L'aristocrazia del talento

La grande sconfitta del privilegio ereditario ha lasciato il posto a una nuova presunta aristocrazia del talento che conserva i vizi della tradizionale classe aristocratica, in quanto i nuovi «meritevoli» non riconoscono obblighi reciproci con gli altri e si considerano inattaccabili. Queste élite si nutrono di un'auto-stima infinita e fanno del narcisismo un elemento di forte differenziazione e discriminazione, anche posturale, nei confronti del resto degli uomini e delle donne che non ce l'hanno fatta a emergere in questa competizione selvaggia.
Ecco dunque che, in base a queste considerazioni, appare del tutto attuale riprendere in esame le teorie della descolarizzazione di Goodman, Illich e altri. Se la scuola è morta, perché defunta è la sua forza propulsiva ed emancipatrice per le classi meno abbienti, resta il dovere di pensare e realizzare spazi, tempi, modalità, obiettivi di una nuova stagione educativa. In un progetto come questo, la pedagogia libertaria ha ancora molto da dire e da suggerire, offrendo a chi ha davvero a cuore un'autentica e completa emancipazione degli esseri umani le sue idee originali e innovative. La storia delle esperienze educative libertarie, così come si sono realizzate a partire da Tolstoj, Faure, Robin, Ferrer e molti altri (cfr. La buona educazione. Esperienze libertarie e teorie anarchiche in Europa da Godwin a Neill), insieme alle numerose scuole democratico-libertarie che vivono e praticano oggi questi principi in tutti i continenti, sono la testimonianza concreta della possibilità di attuare una radicale rivoluzione dei sistemi educativi e di istruzione.

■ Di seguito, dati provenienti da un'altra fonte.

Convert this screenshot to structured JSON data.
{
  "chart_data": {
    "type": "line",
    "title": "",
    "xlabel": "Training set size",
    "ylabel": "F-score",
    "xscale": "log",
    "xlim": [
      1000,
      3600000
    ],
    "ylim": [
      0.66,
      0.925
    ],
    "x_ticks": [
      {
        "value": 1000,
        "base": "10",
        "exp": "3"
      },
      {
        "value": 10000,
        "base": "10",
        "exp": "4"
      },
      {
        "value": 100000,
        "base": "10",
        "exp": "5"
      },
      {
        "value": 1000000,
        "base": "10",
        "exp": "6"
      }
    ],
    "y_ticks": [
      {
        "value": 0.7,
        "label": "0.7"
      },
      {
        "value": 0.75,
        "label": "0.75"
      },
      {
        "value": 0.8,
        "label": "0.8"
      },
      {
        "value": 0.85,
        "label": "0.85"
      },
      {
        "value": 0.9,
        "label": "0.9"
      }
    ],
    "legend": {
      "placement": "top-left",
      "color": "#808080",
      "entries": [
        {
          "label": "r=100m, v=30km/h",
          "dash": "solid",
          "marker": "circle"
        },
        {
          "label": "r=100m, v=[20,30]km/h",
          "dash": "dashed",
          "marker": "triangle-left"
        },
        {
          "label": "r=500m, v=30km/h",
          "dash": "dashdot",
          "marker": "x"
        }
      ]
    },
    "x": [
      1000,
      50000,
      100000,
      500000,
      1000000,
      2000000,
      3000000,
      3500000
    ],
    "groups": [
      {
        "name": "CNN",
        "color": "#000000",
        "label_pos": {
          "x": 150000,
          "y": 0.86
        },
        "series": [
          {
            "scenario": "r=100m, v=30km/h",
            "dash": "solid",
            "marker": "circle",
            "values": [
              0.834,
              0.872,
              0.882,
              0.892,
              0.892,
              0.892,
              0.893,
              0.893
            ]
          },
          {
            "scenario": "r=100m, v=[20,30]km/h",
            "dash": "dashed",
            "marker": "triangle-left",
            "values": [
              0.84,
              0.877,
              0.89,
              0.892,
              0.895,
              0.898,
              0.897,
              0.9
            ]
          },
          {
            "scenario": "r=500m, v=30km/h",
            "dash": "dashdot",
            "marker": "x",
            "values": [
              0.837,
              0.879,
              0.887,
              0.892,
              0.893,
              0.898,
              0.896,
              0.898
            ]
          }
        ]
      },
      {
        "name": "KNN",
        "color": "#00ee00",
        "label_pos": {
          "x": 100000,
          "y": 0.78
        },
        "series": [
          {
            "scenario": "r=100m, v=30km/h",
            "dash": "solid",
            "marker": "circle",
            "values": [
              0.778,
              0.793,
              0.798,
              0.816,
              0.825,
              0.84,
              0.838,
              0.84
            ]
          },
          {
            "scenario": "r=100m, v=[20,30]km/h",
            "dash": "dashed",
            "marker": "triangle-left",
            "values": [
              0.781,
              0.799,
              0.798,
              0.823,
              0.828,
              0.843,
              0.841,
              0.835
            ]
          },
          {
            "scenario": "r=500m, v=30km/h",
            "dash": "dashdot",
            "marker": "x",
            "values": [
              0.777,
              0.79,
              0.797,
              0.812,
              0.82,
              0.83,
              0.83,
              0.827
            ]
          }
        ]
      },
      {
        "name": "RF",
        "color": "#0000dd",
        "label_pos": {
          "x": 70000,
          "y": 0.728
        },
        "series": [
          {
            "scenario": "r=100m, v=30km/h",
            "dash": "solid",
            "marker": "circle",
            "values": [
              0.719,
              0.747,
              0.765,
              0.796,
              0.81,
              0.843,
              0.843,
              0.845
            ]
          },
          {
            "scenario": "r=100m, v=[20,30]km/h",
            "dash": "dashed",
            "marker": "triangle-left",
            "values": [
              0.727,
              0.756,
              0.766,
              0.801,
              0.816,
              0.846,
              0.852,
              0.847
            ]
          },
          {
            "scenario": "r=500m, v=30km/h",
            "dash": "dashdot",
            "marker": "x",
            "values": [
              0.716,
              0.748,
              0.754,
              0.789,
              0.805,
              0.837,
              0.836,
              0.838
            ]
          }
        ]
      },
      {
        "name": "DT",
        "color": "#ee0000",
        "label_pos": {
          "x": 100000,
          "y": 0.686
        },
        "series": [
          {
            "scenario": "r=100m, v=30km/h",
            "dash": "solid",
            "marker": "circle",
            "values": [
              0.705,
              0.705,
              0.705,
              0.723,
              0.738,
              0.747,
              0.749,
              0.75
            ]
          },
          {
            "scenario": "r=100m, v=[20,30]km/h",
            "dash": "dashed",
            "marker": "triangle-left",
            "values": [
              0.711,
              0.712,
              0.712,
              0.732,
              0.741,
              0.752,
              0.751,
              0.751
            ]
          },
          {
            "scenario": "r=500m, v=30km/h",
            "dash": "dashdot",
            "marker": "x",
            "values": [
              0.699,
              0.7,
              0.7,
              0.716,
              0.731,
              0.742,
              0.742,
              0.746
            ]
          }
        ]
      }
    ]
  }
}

La forza dirompente che i principi e le pratiche di queste realtà educative mettono in campo rappresenta un motore di cambiamento alla portata di tutti, in tempi prossimi e non remoti. La vera rivoluzione pedagogica ruota attorno a un principio fondamentale: sostituire la cultura adulto-centrica con una reale prospettiva bambino-centrica. Ciò significa, traducendo questo assioma concettuale in azioni e sperimentazioni nell'ambito dell'istruzione e dell'educazione, che il centro da cui partire per sviluppare tutta l'organizzazione dell'acquisizione delle conoscenze è rappresentato dai tempi, modi, stili, specificità, motivazioni, domande dell'apprendimento (del soggetto che apprende), al posto di un apparato scolastico che ha al centro del proprio sistema quello dell'insegnamento (del soggetto che insegna). Se si parte da questa concezione capovolta dell'educazione e dell'istruzione, se si garantisce una visione filosofica dell'educazione come «educare a essere» e non a «dover essere», è forse possibile offrire alle future generazioni un mondo più libero e felice di quello che tutti noi stiamo vivendo.